Peltz’s strategies often rely heavily on changing the makeup of the board of a company. Sometimes these attempts are successful, but just as often they fail.
In 2013 Trian bought a $1.2 billion stake in Du Pont and began pushing for four new board members to be appointed. Though the bid was unsuccessful it did eventually result in the CEO resigning, and the company embarking on a cost-cutting plan.
In 2017, Trian bought a significant stake in Proctor and Gamble and pushed for Peltz to be appointed to the board. There was significant initial push back but he ultimately gained a seat on the board in December prompting speculation that the company may eventually split into two.
Trian Fund Management’s Latest Form 13F Filing
On November 14th, 2017, Nelson Peltz’s firm Trian Fund Management filed their quarterly Form 13F regulatory filing. I reviewed the 13F filing to review holdings in Trian Fund Management’s 8 stock portfolio.
Trian Fund Management’s stock portfolio totals $13.0 billion according to the latest filing. The list value of stock holdings is down -2.1% when compared to the last quarter. As a benchmark, the S&P 500 was up 3.9% over the same period.

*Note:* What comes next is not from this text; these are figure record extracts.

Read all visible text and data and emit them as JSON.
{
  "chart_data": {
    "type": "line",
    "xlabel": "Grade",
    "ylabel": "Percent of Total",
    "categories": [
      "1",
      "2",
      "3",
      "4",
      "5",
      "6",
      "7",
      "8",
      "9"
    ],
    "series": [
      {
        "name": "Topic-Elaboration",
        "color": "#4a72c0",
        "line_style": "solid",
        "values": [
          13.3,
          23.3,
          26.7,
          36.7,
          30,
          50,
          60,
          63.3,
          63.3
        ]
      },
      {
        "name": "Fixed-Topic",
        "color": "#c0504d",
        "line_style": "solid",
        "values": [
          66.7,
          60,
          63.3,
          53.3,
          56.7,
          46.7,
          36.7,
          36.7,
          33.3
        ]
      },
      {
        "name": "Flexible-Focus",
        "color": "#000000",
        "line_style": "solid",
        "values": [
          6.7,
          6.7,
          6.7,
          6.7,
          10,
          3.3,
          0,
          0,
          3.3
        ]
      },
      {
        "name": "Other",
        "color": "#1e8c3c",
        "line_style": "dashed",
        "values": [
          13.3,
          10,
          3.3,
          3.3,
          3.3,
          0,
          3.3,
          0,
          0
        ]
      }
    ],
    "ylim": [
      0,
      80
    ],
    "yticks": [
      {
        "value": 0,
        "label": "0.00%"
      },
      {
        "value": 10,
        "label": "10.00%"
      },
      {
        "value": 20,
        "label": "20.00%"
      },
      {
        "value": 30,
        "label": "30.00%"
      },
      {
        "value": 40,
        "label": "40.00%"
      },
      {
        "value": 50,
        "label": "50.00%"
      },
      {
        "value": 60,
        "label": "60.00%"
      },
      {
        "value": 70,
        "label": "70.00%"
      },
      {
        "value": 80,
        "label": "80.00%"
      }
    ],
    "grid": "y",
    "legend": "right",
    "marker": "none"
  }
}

Quarter-over-Quarter Turnover (QoQ Turnover) measures the level of trading activity in a portfolio. Trian Fund Management’s QoQ Turnover for the latest quarter was 9.8%, so the firm likely has high conviction in these holdings as indicated by the low turnover ratio.
Trian Fund Management’s Stock Holdings
The Ideas section of finbox.io tracks top investors and trending investment themes. You can get the latest data on the holdings discussed below at the Nelson Peltz page. The following table summarizes his firm’s entire stock holdings reported in the last filing:
Trian Fund Management Largest Holdings
||% Of Portfolio
||Procter and Gamble
||Mondelez Intl Inc.
||General Electric Co.
||Bank of New York Mellon
Although Trian Fund Management does not take a large number of positions, the firm makes huge bets on the positions it does take. The average value from each of the eight positions is a sizeable $1.6 billion!
Managers with more than $100 million in qualifying assets under management are required to disclose their holdings to the SEC each quarter via 13F filings. Qualifying assets include long positions in U.S. equities and ADRs, call/put options, and convertible debt securities. Shorts, cash positions, foreign investments and other assets are not included. It is important to note that these filings are due 45 days after the quarter end date. Therefore, Trian Fund Management’s holdings above represent positions held as of September 30th and not necessarily reflective of the fund’s current stock holdings.
However, most can agree that with thousands of stocks traded on U.S. exchanges, doing thorough research on each one is nearly impossible for smaller investors. Leveraging the resources of the largest hedge funds on Wall Street can be a powerful way to narrow down the list.
As of this writing, I did not hold a position in any of the aforementioned securities and this is not a buy or sell recommendation on any security mentioned.